Responses of plant volatile emissions to increasing nitrogen deposition: A pilot study on Eucalyptus urophylla

Abstract

Biogenic volatile organic compounds (BVOCs) significantly impact atmospheric chemistry, with emissions potentially influenced by nitrogen (N) deposition. The response of BVOC emissions to increasing N deposition remains debated. In this study, we examined Eucalyptus urophylla (E. urophylla) using three N treatments: N0, N50, and N100 (0, 50, and 100 kg N hm−2 yr−1 N addition). These treatments were applied to mature E. urophylla trees in a plantation subjected to over 10 years of soil N addition in southern China, a region with severe N deposition. Seventeen BVOCs were measured, with isoprene (36.99 %), α-pinene (38.80 %), and d-limonene (14.27 %) being the predominant compounds under natural conditions. Total BVOC emissions under N50 were nearly double those under N0 and N100, with leaf net CO2 assimilation identified as the most critical photosynthetic parameter.
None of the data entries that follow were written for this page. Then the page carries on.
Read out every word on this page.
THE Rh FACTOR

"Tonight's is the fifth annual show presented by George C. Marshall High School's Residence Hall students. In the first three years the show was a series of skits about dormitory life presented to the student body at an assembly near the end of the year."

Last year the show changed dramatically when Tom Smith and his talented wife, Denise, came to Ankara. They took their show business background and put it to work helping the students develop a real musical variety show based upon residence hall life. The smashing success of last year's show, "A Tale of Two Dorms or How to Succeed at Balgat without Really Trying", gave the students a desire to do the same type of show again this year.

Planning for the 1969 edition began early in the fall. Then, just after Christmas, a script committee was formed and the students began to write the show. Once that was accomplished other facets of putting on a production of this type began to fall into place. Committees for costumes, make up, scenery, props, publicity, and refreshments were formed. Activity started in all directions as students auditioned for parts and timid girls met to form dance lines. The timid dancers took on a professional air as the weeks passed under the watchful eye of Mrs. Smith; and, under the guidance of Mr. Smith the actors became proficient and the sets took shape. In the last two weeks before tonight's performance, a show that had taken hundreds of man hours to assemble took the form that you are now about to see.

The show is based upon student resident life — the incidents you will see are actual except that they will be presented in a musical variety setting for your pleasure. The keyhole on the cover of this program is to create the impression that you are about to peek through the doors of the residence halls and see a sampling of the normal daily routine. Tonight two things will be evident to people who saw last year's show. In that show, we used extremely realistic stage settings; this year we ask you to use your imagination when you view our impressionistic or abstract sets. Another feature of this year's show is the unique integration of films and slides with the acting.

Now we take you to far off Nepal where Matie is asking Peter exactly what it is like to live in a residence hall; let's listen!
Isoprene and α-pinene emissions significantly increased under N50 compared to N0, while d-limonene emission decreased under N100. Stronger correlations for individual BVOCs under N50 and N100 compared to N0 might be due to differences in BVOC biosynthetic pathways and storage structures. The localized canopy-scale emission factors (EFs) under N50 were significantly higher than the default values in the Model of Emissions of Gases and Aerosols from Nature (MEGAN), suggesting the model might underestimate BVOC emissions from Eucalyptus in southern China under increased N deposition. Additionally, the secondary pollutant formation potentials of BVOCs were evaluated, identifying isoprene and monoterpenes as primary precursors of ozone and secondary organic aerosols. This study provides insights into the impacts of increased N deposition on BVOC emissions and their contribution to secondary atmospheric pollution. Updating localized BVOC EFs for subtropical tree species in southern China is crucial to reduce uncertainties in BVOC estimations under current and future N deposition scenarios.